Several hypotheses have been generated to explain the observed lack of effect on SCFA concentrations despite significant bifidogenesis: Hepatic clearance of acetate, metabolism of acetate into butyrate, metabolism of butyrate locally by colonocytes and absorption of butyrate by the colon[80-82]. An in vitro study showed that slowly fermenting dietary fibre increased faecal SCFA levels by bypassing proximal colonic absorption[83].

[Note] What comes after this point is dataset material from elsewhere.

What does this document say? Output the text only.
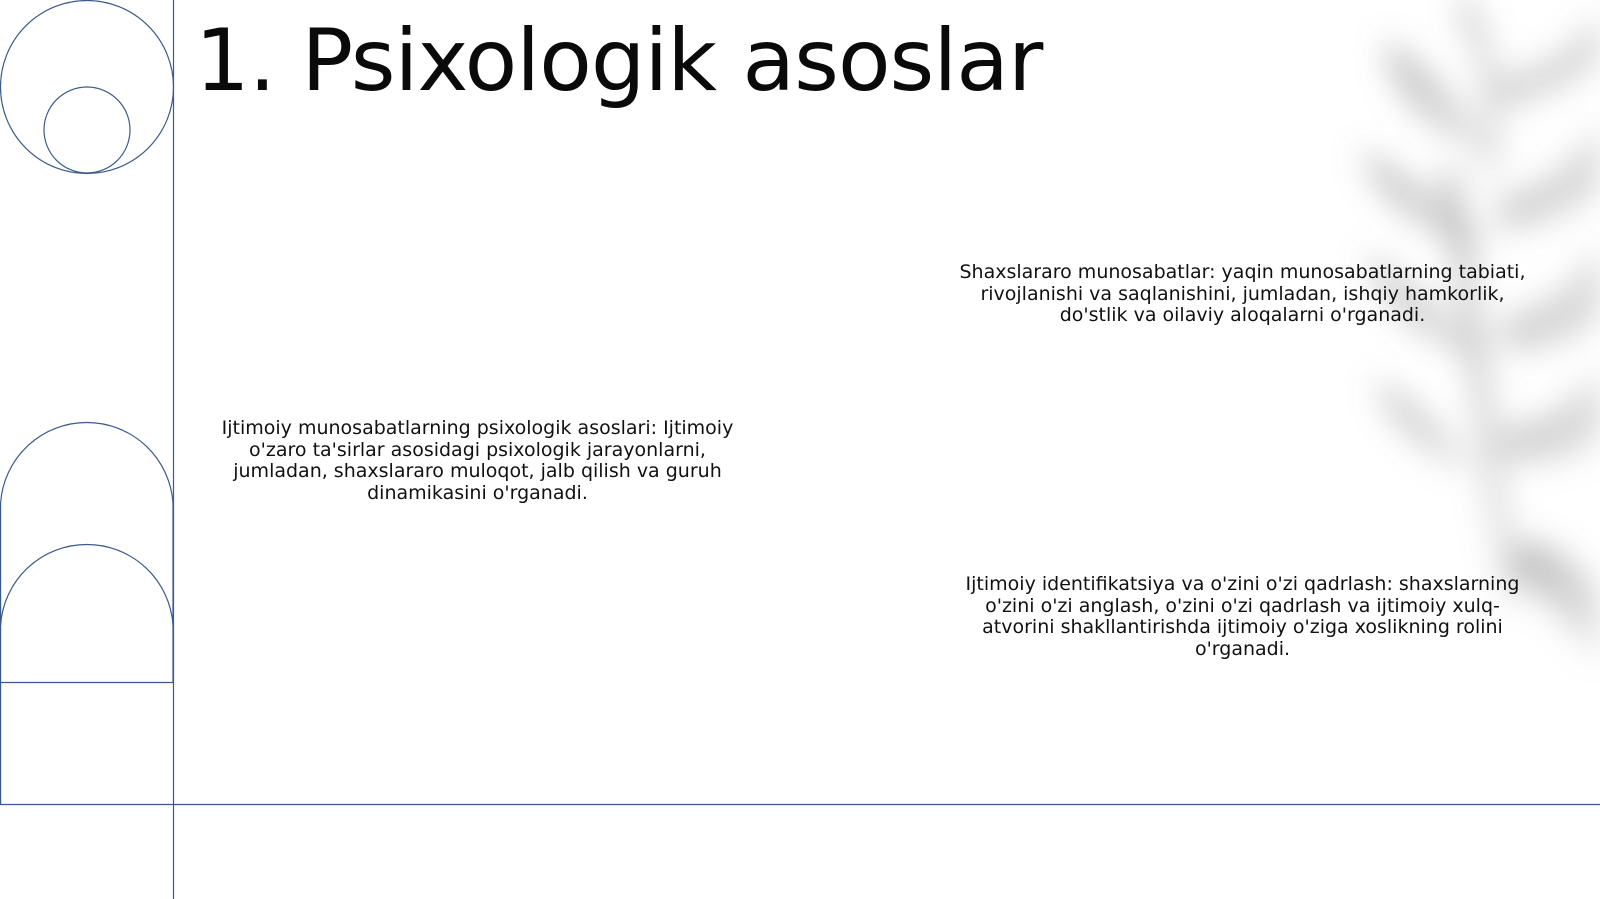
1. Psixologik asoslar

Shaxslararo munosabatlar: yaqin munosabatlarning tabiati, rivojlanishi va saqlanishini, jumladan, ishqiy hamkorlik, do'stlik va oilaviy aloqalarni o'rganadi.

Ijtimoiy munosabatlarning psixologik asoslari: Ijtimoiy o'zaro ta'sirlar asosidagi psixologik jarayonlarni, jumladan, shaxslararo muloqot, jalb qilish va guruh dinamikasini o'rganadi.

Ijtimoiy identifikatsiya va o'zini o'zi qadrlash: shaxslarning o'zini o'zi anglash, o'zini o'zi qadrlash va ijtimoiy xulq-atvorini shakllantirishda ijtimoiy o'ziga xoslikning rolini o'rganadi.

A systematic review of randomised controlled trials reported a paucity of trials exploring the relation between dietary fibre, SCFA concentration and GI microbiota[77]. The few trials that could be analysed (n = 16) lacked methodological homogeneity in terms of types of fibre used as intervention, subjects chosen (healthy adults, overweight individuals and those with metabolic syndromes) and methodology of microbial analysis (16S rRNA analysis, qPCR, human intestinal tract chip, FISH and metagenomics).
FUTURE DIRECTIONS
Despite a substantial improvement in knowledge of the human microbiome in healthy adults, our understanding of the effect of critical illness on the GI microbiome remains sparse.

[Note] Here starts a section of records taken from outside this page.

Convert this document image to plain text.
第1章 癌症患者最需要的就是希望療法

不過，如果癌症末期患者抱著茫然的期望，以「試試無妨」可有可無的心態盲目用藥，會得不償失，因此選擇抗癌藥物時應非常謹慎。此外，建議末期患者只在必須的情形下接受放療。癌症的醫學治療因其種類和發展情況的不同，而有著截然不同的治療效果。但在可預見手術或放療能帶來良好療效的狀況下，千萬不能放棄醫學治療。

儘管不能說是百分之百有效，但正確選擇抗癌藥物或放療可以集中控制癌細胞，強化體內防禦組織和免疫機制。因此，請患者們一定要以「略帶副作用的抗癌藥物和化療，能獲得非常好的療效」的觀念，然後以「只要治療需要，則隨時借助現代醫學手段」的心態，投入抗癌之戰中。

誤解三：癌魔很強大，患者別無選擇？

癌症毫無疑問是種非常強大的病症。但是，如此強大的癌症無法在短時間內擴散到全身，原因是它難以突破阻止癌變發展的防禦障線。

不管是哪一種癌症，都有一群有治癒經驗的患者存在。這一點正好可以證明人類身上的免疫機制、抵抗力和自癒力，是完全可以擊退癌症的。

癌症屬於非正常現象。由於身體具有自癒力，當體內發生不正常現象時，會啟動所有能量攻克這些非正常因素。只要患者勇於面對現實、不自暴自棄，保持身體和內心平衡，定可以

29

Currently there is convincing observational trial evidence for the beneficial health effects of non-digestible fermentable carbohydrates. However, well designed interventional trials are required to elucidate the clinical efficacy of specific prebiotics, the role of GI microbiota in bringing about these effects, their mechanism of action and the variability of individual differences in GI microbiota that influence effects. Randomised trials are required to test the hypothesis that modulating the GI microbiome has beneficial effects in critical illness.

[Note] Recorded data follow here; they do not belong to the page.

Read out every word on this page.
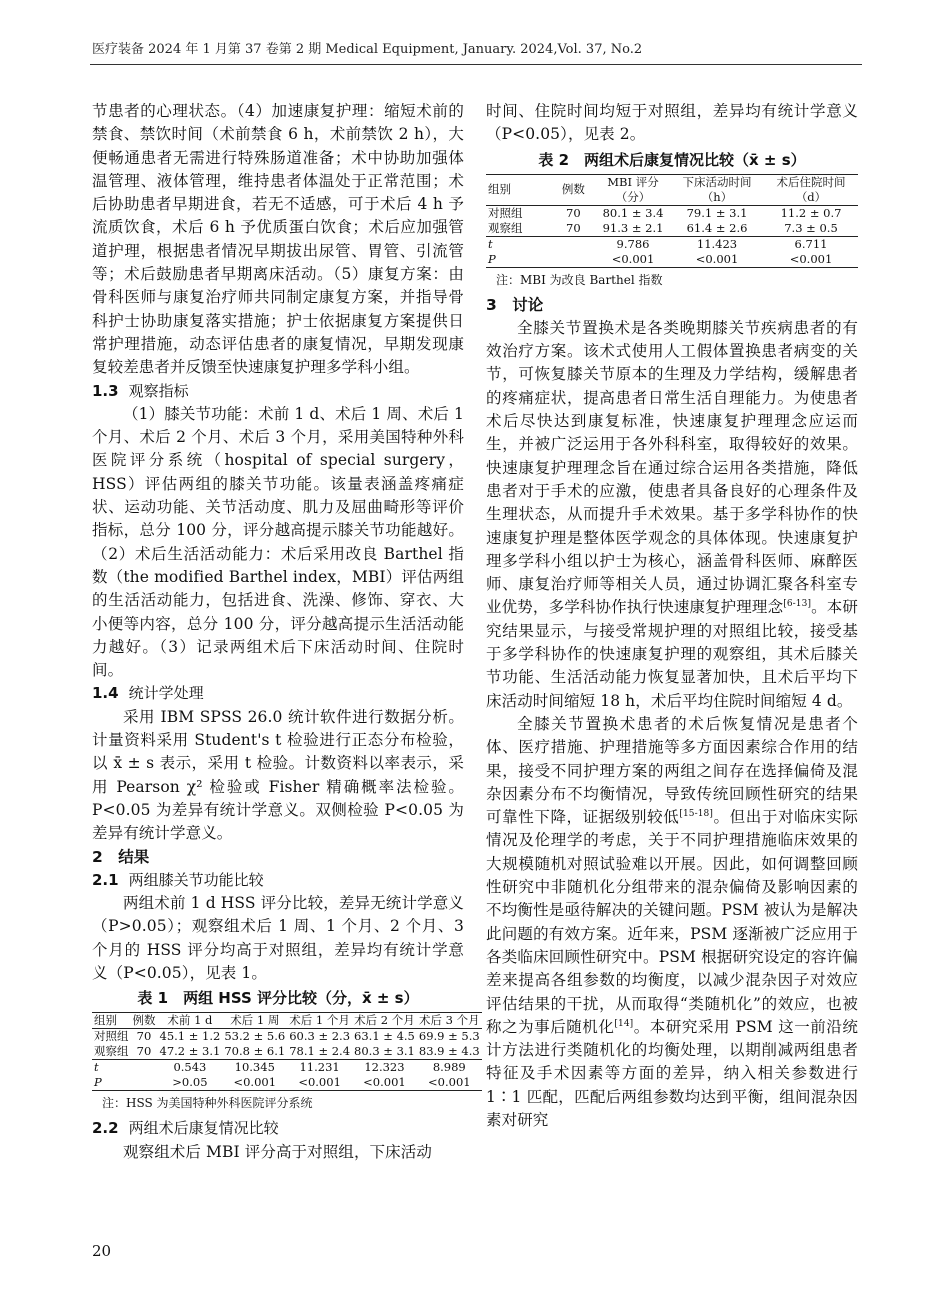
医疗装备 2024 年 1 月第 37 卷第 2 期 Medical Equipment, January. 2024,Vol. 37, No.2

节患者的心理状态。（4）加速康复护理：缩短术前的禁食、禁饮时间（术前禁食 6 h，术前禁饮 2 h），大便畅通患者无需进行特殊肠道准备；术中协助加强体温管理、液体管理，维持患者体温处于正常范围；术后协助患者早期进食，若无不适感，可于术后 4 h 予流质饮食，术后 6 h 予优质蛋白饮食；术后应加强管道护理，根据患者情况早期拔出尿管、胃管、引流管等；术后鼓励患者早期离床活动。（5）康复方案：由骨科医师与康复治疗师共同制定康复方案，并指导骨科护士协助康复落实措施；护士依据康复方案提供日常护理措施，动态评估患者的康复情况，早期发现康复较差患者并反馈至快速康复护理多学科小组。

1.3 观察指标

（1）膝关节功能：术前 1 d、术后 1 周、术后 1 个月、术后 2 个月、术后 3 个月，采用美国特种外科医院评分系统（hospital of special surgery，HSS）评估两组的膝关节功能。该量表涵盖疼痛症状、运动功能、关节活动度、肌力及屈曲畸形等评价指标，总分 100 分，评分越高提示膝关节功能越好。（2）术后生活活动能力：术后采用改良 Barthel 指数（the modified Barthel index，MBI）评估两组的生活活动能力，包括进食、洗澡、修饰、穿衣、大小便等内容，总分 100 分，评分越高提示生活活动能力越好。（3）记录两组术后下床活动时间、住院时间。

1.4 统计学处理

采用 IBM SPSS 26.0 统计软件进行数据分析。计量资料采用 Student's t 检验进行正态分布检验，以 x̄ ± s 表示，采用 t 检验。计数资料以率表示，采用 Pearson χ² 检验或 Fisher 精确概率法检验。P<0.05 为差异有统计学意义。双侧检验 P<0.05 为差异有统计学意义。

2　结果
2.1 两组膝关节功能比较

两组术前 1 d HSS 评分比较，差异无统计学意义（P>0.05）；观察组术后 1 周、1 个月、2 个月、3 个月的 HSS 评分均高于对照组，差异均有统计学意义（P<0.05），见表 1。

表 1　 两组 HSS 评分比较（分，x̄ ± s）
组别	例数	术前 1 d	术后 1 周	术后 1 个月	术后 2 个月	术后 3 个月
对照组	70	45.1 ± 1.2	53.2 ± 5.6	60.3 ± 2.3	63.1 ± 4.5	69.9 ± 5.3
观察组	70	47.2 ± 3.1	70.8 ± 6.1	78.1 ± 2.4	80.3 ± 3.1	83.9 ± 4.3
t		0.543	10.345	11.231	12.323	8.989
P		>0.05	<0.001	<0.001	<0.001	<0.001
注：HSS 为美国特种外科医院评分系统
2.2 两组术后康复情况比较

观察组术后 MBI 评分高于对照组，下床活动

时间、住院时间均短于对照组，差异均有统计学意义（P<0.05），见表 2。

表 2　 两组术后康复情况比较（x̄ ± s）
组别	例数	MBI 评分（分）	下床活动时间（h）	术后住院时间（d）
对照组	70	80.1 ± 3.4	79.1 ± 3.1	11.2 ± 0.7
观察组	70	91.3 ± 2.1	61.4 ± 2.6	7.3 ± 0.5
t		9.786	11.423	6.711
P		<0.001	<0.001	<0.001
注：MBI 为改良 Barthel 指数
3　讨论

全膝关节置换术是各类晚期膝关节疾病患者的有效治疗方案。该术式使用人工假体置换患者病变的关节，可恢复膝关节原本的生理及力学结构，缓解患者的疼痛症状，提高患者日常生活自理能力。为使患者术后尽快达到康复标准，快速康复护理理念应运而生，并被广泛运用于各外科科室，取得较好的效果。快速康复护理理念旨在通过综合运用各类措施，降低患者对于手术的应激，使患者具备良好的心理条件及生理状态，从而提升手术效果。基于多学科协作的快速康复护理是整体医学观念的具体体现。快速康复护理多学科小组以护士为核心，涵盖骨科医师、麻醉医师、康复治疗师等相关人员，通过协调汇聚各科室专业优势，多学科协作执行快速康复护理理念[6-13]。本研究结果显示，与接受常规护理的对照组比较，接受基于多学科协作的快速康复护理的观察组，其术后膝关节功能、生活活动能力恢复显著加快，且术后平均下床活动时间缩短 18 h，术后平均住院时间缩短 4 d。

全膝关节置换术患者的术后恢复情况是患者个体、医疗措施、护理措施等多方面因素综合作用的结果，接受不同护理方案的两组之间存在选择偏倚及混杂因素分布不均衡情况，导致传统回顾性研究的结果可靠性下降，证据级别较低[15-18]。但出于对临床实际情况及伦理学的考虑，关于不同护理措施临床效果的大规模随机对照试验难以开展。因此，如何调整回顾性研究中非随机化分组带来的混杂偏倚及影响因素的不均衡性是亟待解决的关键问题。PSM 被认为是解决此问题的有效方案。近年来，PSM 逐渐被广泛应用于各类临床回顾性研究中。PSM 根据研究设定的容许偏差来提高各组参数的均衡度，以减少混杂因子对效应评估结果的干扰，从而取得“类随机化”的效应，也被称之为事后随机化[14]。本研究采用 PSM 这一前沿统计方法进行类随机化的均衡处理，以期削减两组患者特征及手术因素等方面的差异，纳入相关参数进行 1∶1 匹配，匹配后两组参数均达到平衡，组间混杂因素对研究

20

The effect of SCFAs on cellular function is becoming clearer in animal studies; mechanistic trials on humans are required to elucidate the effect of SCFAs on health. The evolving field of metabolomics will potentially help identify signaling mechanisms between the microbiome and host.
CONCLUSION
Dietary fibres have an impact on faecal microbiota in health and chronic disease. Inulin has a marked specific effect on increasing the abundance of faecal Bifidobacteria. SCFA produced by Bifidobacteria appear to have beneficial ‘down-stream’ effects that could lead to improvement in patient-reported outcomes. Very few trials of the effect of dietary fibre have been conducted in the critically ill population and the effect of dietary fibre on GI microbiota is unknown.